HDFGroup / h5pyd

h5py distributed - Python client library for HDF Rest API
Other
110 stars 39 forks source link

iterate over chunks on dataset initialization #99

Closed jananzhu closed 3 months ago

jananzhu commented 3 years ago

Fixes #88 Hi, we are running into the above issue with the HSDS server returning 413 errors when we try to write HDF5 files that are around ~200MB to HSDS. We've implemented the solution suggested in the issue here and it seems to resolve the issue for us.

jananzhu commented 3 years ago

create_dataset is failing for scalar datasets after this change, but I think it's uncovering an existing issue with the ChunkIterator for scalar datasets.
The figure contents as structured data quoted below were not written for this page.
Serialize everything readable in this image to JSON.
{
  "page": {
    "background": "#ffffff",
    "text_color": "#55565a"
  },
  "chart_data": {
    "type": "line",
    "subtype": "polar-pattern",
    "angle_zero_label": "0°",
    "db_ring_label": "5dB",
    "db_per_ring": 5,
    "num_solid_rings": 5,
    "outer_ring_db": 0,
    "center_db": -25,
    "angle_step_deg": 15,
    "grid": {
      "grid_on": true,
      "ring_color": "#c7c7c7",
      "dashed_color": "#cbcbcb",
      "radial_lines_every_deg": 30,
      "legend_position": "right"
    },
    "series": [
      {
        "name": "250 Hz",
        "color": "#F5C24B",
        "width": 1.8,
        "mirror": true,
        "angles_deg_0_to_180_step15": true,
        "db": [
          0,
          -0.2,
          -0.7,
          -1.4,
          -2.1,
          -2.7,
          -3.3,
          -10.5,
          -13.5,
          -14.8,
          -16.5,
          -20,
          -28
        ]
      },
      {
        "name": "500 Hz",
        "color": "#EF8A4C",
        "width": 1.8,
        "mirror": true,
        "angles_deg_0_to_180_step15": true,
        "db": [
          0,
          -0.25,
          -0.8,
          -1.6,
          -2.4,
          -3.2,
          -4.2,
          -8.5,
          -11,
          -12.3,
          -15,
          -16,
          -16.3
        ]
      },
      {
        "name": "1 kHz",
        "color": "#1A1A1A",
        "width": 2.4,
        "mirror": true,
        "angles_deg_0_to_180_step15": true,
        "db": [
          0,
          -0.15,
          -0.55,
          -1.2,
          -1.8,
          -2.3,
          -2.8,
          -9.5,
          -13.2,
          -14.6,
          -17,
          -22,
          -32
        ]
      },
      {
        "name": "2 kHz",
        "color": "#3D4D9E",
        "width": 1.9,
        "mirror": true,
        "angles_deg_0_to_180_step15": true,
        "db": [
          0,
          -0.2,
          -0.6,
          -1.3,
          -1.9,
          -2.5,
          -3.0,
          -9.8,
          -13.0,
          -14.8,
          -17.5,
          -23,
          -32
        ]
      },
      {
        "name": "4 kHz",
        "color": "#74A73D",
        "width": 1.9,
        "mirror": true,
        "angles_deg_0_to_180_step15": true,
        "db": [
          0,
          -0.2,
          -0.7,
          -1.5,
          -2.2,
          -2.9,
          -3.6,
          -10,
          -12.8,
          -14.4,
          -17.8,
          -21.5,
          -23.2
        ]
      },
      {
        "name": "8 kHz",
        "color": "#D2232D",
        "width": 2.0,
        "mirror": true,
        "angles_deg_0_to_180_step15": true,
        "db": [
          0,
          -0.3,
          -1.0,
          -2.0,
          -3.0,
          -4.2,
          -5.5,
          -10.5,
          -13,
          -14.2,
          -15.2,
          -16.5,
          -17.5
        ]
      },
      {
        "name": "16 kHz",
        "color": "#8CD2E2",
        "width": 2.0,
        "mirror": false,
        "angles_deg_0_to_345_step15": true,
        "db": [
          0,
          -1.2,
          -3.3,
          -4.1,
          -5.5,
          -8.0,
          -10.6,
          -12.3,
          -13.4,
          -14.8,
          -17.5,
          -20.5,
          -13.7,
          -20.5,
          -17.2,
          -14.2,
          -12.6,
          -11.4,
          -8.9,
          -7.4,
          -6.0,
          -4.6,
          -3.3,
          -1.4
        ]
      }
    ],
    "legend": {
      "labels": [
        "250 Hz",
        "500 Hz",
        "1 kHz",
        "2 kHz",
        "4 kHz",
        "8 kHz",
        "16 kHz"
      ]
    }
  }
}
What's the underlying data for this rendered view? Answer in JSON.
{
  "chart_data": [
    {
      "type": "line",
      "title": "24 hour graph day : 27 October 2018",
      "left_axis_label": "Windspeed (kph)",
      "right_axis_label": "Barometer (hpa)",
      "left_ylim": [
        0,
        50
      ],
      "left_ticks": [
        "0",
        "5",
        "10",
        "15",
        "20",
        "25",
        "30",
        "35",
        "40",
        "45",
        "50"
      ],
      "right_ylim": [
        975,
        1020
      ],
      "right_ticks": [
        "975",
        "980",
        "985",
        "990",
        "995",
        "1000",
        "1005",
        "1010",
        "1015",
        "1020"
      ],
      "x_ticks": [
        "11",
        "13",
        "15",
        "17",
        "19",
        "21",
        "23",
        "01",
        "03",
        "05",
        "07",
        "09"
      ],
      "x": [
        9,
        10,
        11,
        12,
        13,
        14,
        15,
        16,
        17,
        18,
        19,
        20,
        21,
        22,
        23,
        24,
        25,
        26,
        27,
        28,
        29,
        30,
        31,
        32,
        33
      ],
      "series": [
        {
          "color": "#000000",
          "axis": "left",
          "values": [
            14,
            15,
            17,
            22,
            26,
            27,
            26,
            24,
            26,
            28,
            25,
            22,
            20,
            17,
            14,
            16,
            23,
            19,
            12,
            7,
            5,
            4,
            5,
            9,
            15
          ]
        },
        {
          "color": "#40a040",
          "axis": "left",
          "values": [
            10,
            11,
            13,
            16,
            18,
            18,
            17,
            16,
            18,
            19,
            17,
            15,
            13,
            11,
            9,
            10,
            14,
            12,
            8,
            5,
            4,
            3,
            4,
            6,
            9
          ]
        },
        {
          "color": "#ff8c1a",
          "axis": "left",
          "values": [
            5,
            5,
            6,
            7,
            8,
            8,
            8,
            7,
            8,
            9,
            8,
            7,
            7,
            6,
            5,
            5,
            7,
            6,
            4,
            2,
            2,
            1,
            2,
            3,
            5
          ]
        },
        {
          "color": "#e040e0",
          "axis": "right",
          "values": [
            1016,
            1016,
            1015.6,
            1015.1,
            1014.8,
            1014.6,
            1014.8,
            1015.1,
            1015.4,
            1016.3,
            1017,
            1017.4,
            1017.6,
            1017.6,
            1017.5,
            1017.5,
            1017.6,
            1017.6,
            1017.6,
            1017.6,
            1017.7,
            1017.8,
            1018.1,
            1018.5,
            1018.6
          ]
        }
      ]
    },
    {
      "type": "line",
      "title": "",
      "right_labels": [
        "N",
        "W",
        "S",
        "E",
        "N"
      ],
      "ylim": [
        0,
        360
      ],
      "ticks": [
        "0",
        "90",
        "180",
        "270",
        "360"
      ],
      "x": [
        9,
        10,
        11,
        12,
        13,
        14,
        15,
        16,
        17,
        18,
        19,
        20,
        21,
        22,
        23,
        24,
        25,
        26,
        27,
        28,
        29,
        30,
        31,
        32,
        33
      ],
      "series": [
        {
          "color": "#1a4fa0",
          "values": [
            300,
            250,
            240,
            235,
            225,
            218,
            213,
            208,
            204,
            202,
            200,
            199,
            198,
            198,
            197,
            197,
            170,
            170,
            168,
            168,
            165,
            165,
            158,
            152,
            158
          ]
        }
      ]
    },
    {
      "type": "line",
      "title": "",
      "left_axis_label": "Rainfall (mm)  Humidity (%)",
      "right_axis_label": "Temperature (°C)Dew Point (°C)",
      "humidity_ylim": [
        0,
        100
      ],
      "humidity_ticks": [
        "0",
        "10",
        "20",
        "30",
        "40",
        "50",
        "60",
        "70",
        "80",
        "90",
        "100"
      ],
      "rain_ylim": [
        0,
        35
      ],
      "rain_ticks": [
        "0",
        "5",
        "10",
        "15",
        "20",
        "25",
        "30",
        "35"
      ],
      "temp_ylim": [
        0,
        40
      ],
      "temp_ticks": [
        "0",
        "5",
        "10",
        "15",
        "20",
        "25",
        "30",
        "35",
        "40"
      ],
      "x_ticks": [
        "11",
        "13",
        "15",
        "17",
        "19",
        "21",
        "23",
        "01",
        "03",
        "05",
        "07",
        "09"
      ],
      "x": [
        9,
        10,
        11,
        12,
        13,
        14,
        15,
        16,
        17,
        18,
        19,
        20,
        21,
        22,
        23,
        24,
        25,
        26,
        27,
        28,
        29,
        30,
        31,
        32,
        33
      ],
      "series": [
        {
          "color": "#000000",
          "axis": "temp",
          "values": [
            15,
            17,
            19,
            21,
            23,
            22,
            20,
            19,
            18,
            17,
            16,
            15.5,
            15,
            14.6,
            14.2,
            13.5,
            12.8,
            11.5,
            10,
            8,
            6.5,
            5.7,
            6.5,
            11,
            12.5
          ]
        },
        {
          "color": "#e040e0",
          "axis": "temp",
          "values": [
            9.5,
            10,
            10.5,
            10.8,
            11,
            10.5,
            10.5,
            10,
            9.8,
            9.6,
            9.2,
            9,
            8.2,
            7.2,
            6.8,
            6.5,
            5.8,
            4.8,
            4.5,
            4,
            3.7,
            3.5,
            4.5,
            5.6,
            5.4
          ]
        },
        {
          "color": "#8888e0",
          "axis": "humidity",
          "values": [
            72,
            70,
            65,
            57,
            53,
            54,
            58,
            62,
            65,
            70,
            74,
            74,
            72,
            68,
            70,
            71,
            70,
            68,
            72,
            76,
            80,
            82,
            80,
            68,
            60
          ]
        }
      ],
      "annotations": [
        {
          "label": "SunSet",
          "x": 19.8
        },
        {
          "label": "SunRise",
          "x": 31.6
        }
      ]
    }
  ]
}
Traceback (most recent call last):
  File "test_complex_numbers.py", line 57, in test_complex_attr
    dset = f.create_dataset('x', data=5)
  File "/home/travis/virtualenv/python3.7.1/lib/python3.7/site-packages/h5pyd-0.8.2-py3.7.egg/h5pyd/_hl/group.py", line 338, in create_dataset
    for chunk in it:
  File "/home/travis/virtualenv/python3.7.1/lib/python3.7/site-packages/h5pyd-0.8.2-py3.7.egg/h5pyd/_apps/chunkiter.py", line 111, in __next__
    if self._chunk_index[0] * self._layout[0] >= self._shape[0]:
IndexError: tuple index out of range

The if self._layout == () block in ChunkIterator.__next__ seems like it's intended to catch this case before it reaches the code in the traceback, but the chunk size tuple for a scalar dataset in HSDS currently returns (1,). Perhaps the check could be replaced by if self._shape == ()?